De Bamiyan à Babylone

La guerre en irak n'aura pas fait que des victimes civiles. Les « dommages culturels colatéraux », pour insignifiants qu'ils puissent paraître au regard des pertes humaines, n'en sont pas moins désastreux non seulement pour l'Irak mais pour l'humanité tout entière. Une civilisation qui ne respecte pas son histoire est condamnée à l'ignorance.

Le rapport (format pdf, 352 Ko) publié le 14 janvier 2005 par le British Museum donne à réflechir. Sur le comportement des troupes de la coalition en Irak, sur celui des dirigeants politiques mais aussi sur le travail des média.

Les conclusions du rapport

Site de Babylone

Emplacement du camp militaire (carré rouge) sur le site de Babylone.

Malgré les mises en garde de nombreux scientifiques, le gouvernement américain n'a jamais vraiment jugé nécessaire de tenir compte des caractéristiques archéologiques particulières de l'Irak dans ses plans d'action sur le terrain. L'installation d'un campement militaire géré en seconde main par les polonais en plein milieu du site de Babylone n'a donc semblé choqué personne.

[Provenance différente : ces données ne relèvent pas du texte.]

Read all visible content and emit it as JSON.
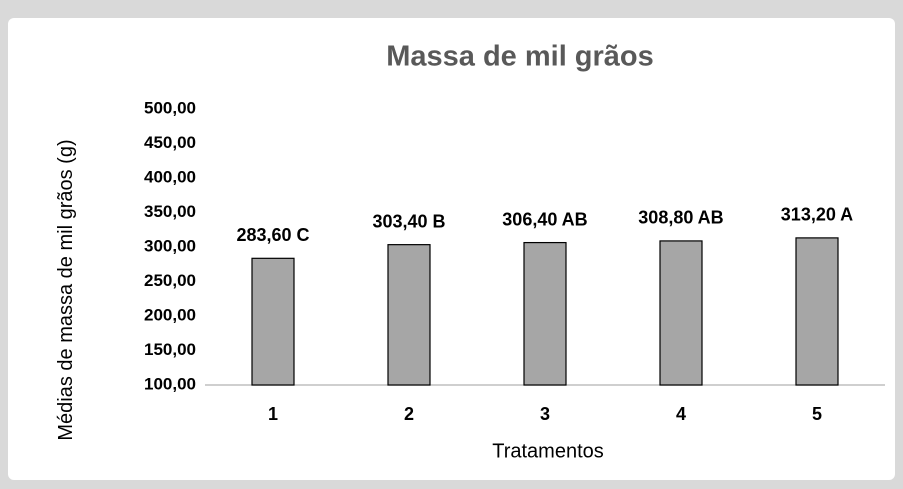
{
  "chart_data": {
    "type": "bar",
    "title": "Massa de mil grãos",
    "y_label": "Médias de massa de mil grãos (g)",
    "x_label": "Tratamentos",
    "categories": [
      "1",
      "2",
      "3",
      "4",
      "5"
    ],
    "values": [
      283.6,
      303.4,
      306.4,
      308.8,
      313.2
    ],
    "value_labels": [
      "283,60 C",
      "303,40 B",
      "306,40 AB",
      "308,80 AB",
      "313,20 A"
    ],
    "color": "#a6a6a6",
    "ylim": [
      100,
      500
    ],
    "yticks": [
      {
        "value": 100,
        "label": "100,00"
      },
      {
        "value": 150,
        "label": "150,00"
      },
      {
        "value": 200,
        "label": "200,00"
      },
      {
        "value": 250,
        "label": "250,00"
      },
      {
        "value": 300,
        "label": "300,00"
      },
      {
        "value": 350,
        "label": "350,00"
      },
      {
        "value": 400,
        "label": "400,00"
      },
      {
        "value": 450,
        "label": "450,00"
      },
      {
        "value": 500,
        "label": "500,00"
      }
    ],
    "grid": false
  }
}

Pourtant, la liste des dégradations que le rapport établit est loin d'être négligeable : tranchées creusées, zones recouvertes de gravier, chaussées enfoncées,...

Pour éclairer les analphabètes qui semblent être de plus en plus répandu de par le monde au sein de cette « élite » qui nous gouverne, J.E. curtis, l'auteur du rapport, tente une métaphore qui pourrait éclairer : c'est comme si les militaires s'étaient installés aux pieds de la grande pyramide d'Egypte ou près du site de Stonehenge en Angleterre. Les protestations n'auraint pas manqué. Ici, rien… Et ce n'est pas la couverture médiatique de l'affaire qui peut nous rassurer sur l'avenir, surtour si on la compare à ce qui s'est passé quelques années auparavant.

L'affaire des bouddhas de Bamiyan

Lorsque les Talibans décident en mars 2001 de « décapiter » les bouddhas géants de la province de Bamiyan, toute la communauté internationale s'est levée comme un seul homme pour dénoncer ces barbares incultes qui s'apprêtaient à commettre un crime contre l'humanité. Lorsque ce fanatisme destructeur s'imprime sur nos oeillères cathodiques, le monde semble naïvement découvrir l'horreur du régime taliban. Les exemples de leur barbarie n'avaient pourtant pas manqué depuis la prise de Kaboul en 1996. Il n'y avait qu'à se souvenir des fantômes errants sous leur bourka dans les rues de la capitale afghane...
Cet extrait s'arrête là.